The equities markets’ response to the coronavirus so far has been choppy. Yes, there have been big daily swings. But the boldest investors have been buying on the dips, keeping the downturns somewhat limited. As we go into trading today, the Dow stands 2% below where it was at the start of the year. As one analyst told Fortune‘s Anne Sraders on Friday: “I think this is going to be, frankly, a healthy correction.”
That doesn’t sound like panic from where I sit.
Bernhard Warner
@BernhardWarner
Bernhard.Warner@Fortune.com
Today's reads
Jamie Dimon's "high class" problem. In the past three years, JP Morgan Chase has purchased $59.5 billion in its own shares—a buyback that would be worth $75 billion in today's price. The stock is getting so pricey that it might be even too expensive for America's biggest bank, the Wall Street Journal reports, prompting Chief Financial Officer Jennifer Piepszak to describe it as a "high class problem."

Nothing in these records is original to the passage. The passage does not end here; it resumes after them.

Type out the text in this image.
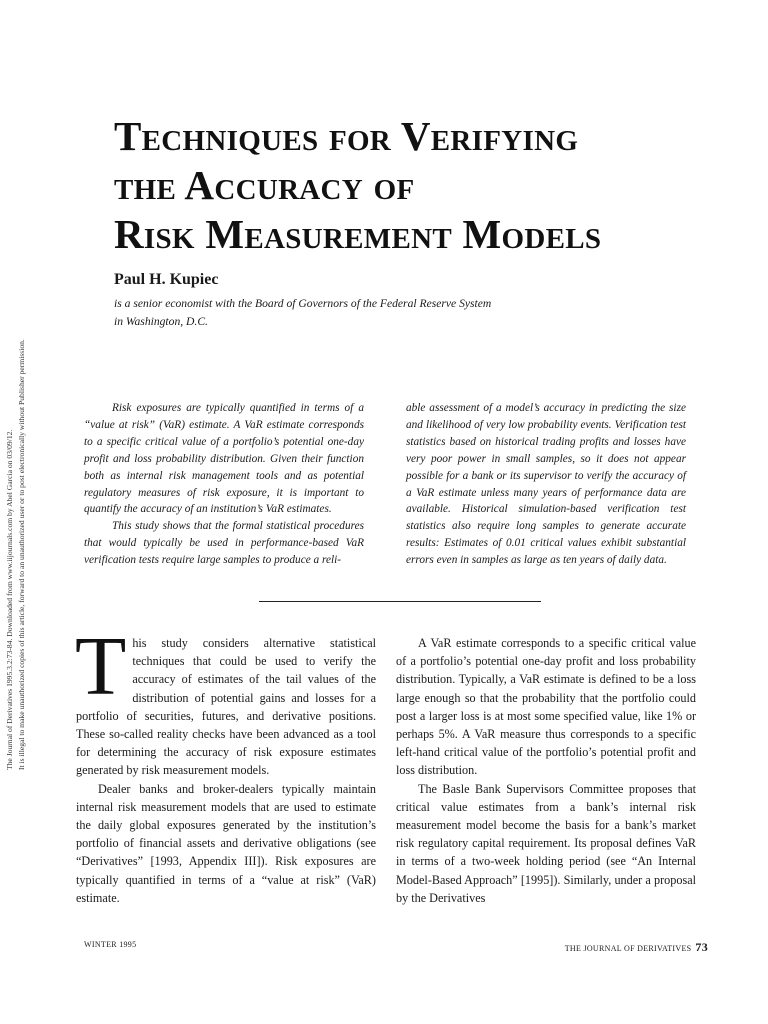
The Journal of Derivatives 1995.3.2:73-84. Downloaded from www.iijournals.com by Abel Garcia on 03/09/12. It is illegal to make unauthorized copies of this article, forward to an unauthorized user or to post electronically without Publisher permission.
Techniques for Verifying
the Accuracy of
Risk Measurement Models

Paul H. Kupiec

is a senior economist with the Board of Governors of the Federal Reserve System
in Washington, D.C.

Risk exposures are typically quantified in terms of a “value at risk” (VaR) estimate. A VaR estimate corresponds to a specific critical value of a portfolio’s potential one-day profit and loss probability distribution. Given their function both as internal risk management tools and as potential regulatory measures of risk exposure, it is important to quantify the accuracy of an institution’s VaR estimates.

This study shows that the formal statistical procedures that would typically be used in performance-based VaR verification tests require large samples to produce a reli-

able assessment of a model’s accuracy in predicting the size and likelihood of very low probability events. Verification test statistics based on historical trading profits and losses have very poor power in small samples, so it does not appear possible for a bank or its supervisor to verify the accuracy of a VaR estimate unless many years of performance data are available. Historical simulation-based verification test statistics also require long samples to generate accurate results: Estimates of 0.01 critical values exhibit substantial errors even in samples as large as ten years of daily data.

This study considers alternative statistical techniques that could be used to verify the accuracy of estimates of the tail values of the distribution of potential gains and losses for a portfolio of securities, futures, and derivative positions. These so-called reality checks have been advanced as a tool for determining the accuracy of risk exposure estimates generated by risk measurement models.

Dealer banks and broker-dealers typically maintain internal risk measurement models that are used to estimate the daily global exposures generated by the institution’s portfolio of financial assets and derivative obligations (see “Derivatives” [1993, Appendix III]). Risk exposures are typically quantified in terms of a “value at risk” (VaR) estimate.

A VaR estimate corresponds to a specific critical value of a portfolio’s potential one-day profit and loss probability distribution. Typically, a VaR estimate is defined to be a loss large enough so that the probability that the portfolio could post a larger loss is at most some specified value, like 1% or perhaps 5%. A VaR measure thus corresponds to a specific left-hand critical value of the portfolio’s potential profit and loss distribution.

The Basle Bank Supervisors Committee proposes that critical value estimates from a bank’s internal risk measurement model become the basis for a bank’s market risk regulatory capital requirement. Its proposal defines VaR in terms of a two-week holding period (see “An Internal Model-Based Approach” [1995]). Similarly, under a proposal by the Derivatives

WINTER 1995	THE JOURNAL OF DERIVATIVES 73
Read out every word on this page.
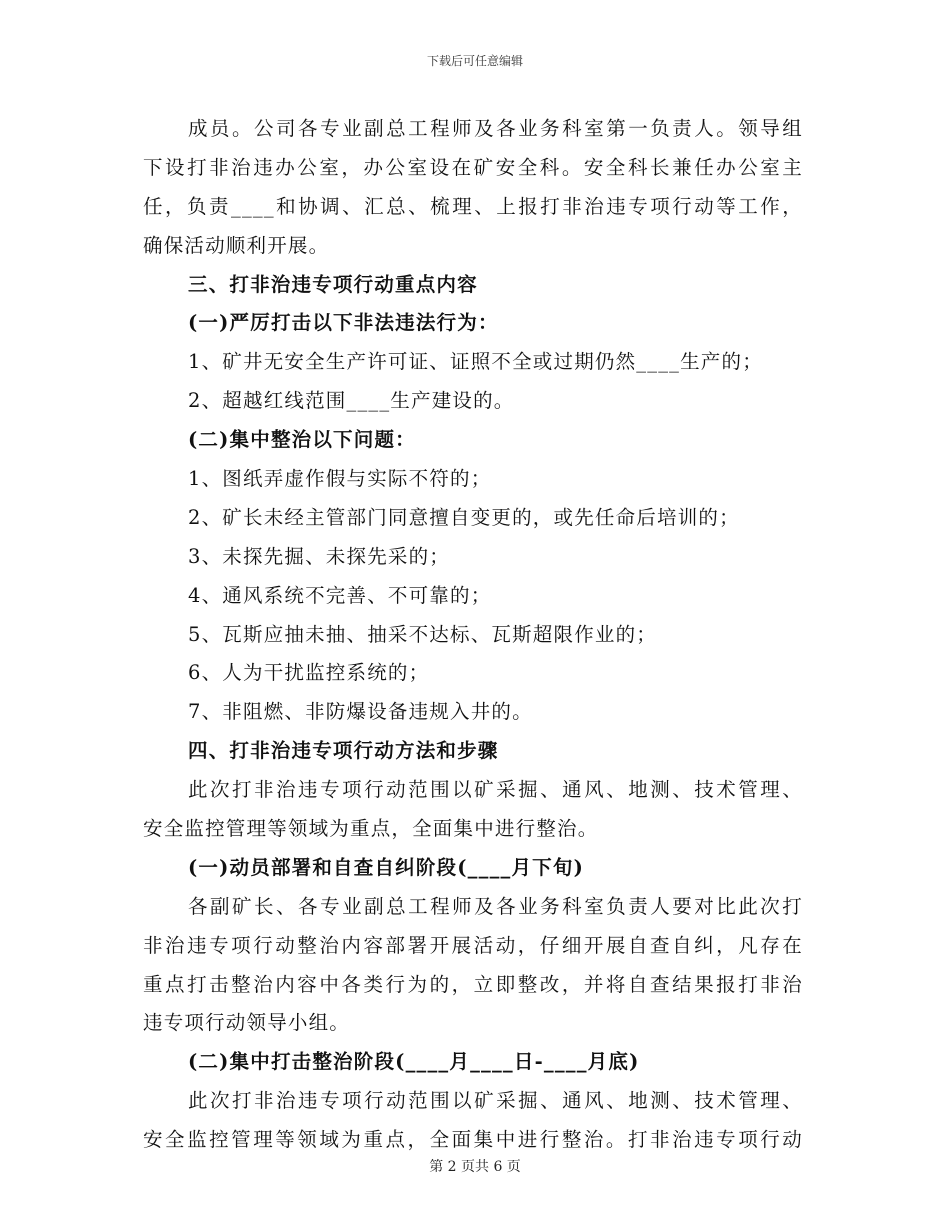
下载后可任意编辑
成员。公司各专业副总工程师及各业务科室第一负责人。领导组
下设打非治违办公室，办公室设在矿安全科。安全科长兼任办公室主
任，负责____和协调、汇总、梳理、上报打非治违专项行动等工作，
确保活动顺利开展。
三、打非治违专项行动重点内容
(一)严厉打击以下非法违法行为：
1、矿井无安全生产许可证、证照不全或过期仍然____生产的；
2、超越红线范围____生产建设的。
(二)集中整治以下问题：
1、图纸弄虚作假与实际不符的；
2、矿长未经主管部门同意擅自变更的，或先任命后培训的；
3、未探先掘、未探先采的；
4、通风系统不完善、不可靠的；
5、瓦斯应抽未抽、抽采不达标、瓦斯超限作业的；
6、人为干扰监控系统的；
7、非阻燃、非防爆设备违规入井的。
四、打非治违专项行动方法和步骤
此次打非治违专项行动范围以矿采掘、通风、地测、技术管理、
安全监控管理等领域为重点，全面集中进行整治。
(一)动员部署和自查自纠阶段(____月下旬)
各副矿长、各专业副总工程师及各业务科室负责人要对比此次打
非治违专项行动整治内容部署开展活动，仔细开展自查自纠，凡存在
重点打击整治内容中各类行为的，立即整改，并将自查结果报打非治
违专项行动领导小组。
(二)集中打击整治阶段(____月____日-____月底)
此次打非治违专项行动范围以矿采掘、通风、地测、技术管理、
安全监控管理等领域为重点，全面集中进行整治。打非治违专项行动
第 2 页共 6 页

Belt-tightening in Switzerland. After a disappointing 2019, Credit Suisse has frozen its investment bank bonus pool, the Financial Times reports. It did the same last year. Staff in the Swiss bank’s advisory and capital markets business will see their bonuses cut by a percentage in the “high teens” as the division heads for its worst annual results in at least five years, the FT says.
All eyes on Iowa. Conventional wisdom says presidential hopefuls must target a top-three finish in today’s first-in-the-nation Democratic Party caucus in Iowa. As Bloomberg reports, Bernie Sanders is emerging as the favorite, with Joe Biden, Pete Buttigieg and Senator Elizabeth Warren are all polling well enough to have a chance of securing delegates.
Market candy
Commercial logic. Even after the Kansas City Chiefs stormed to their first Super Bowl win in 50 years on Sunday, the debate will rage on over who had the best commercial. In a comment piece for Fortune, Ken Wheaton, former editor of AdAge, tells us why, in the streaming age, major marketers still pony up for the most expensive ad space on TV. These ads doesn't come cheap. This year’s Super Bowl broadcaster, Fox, charged $5.6 million for a 30-second spot.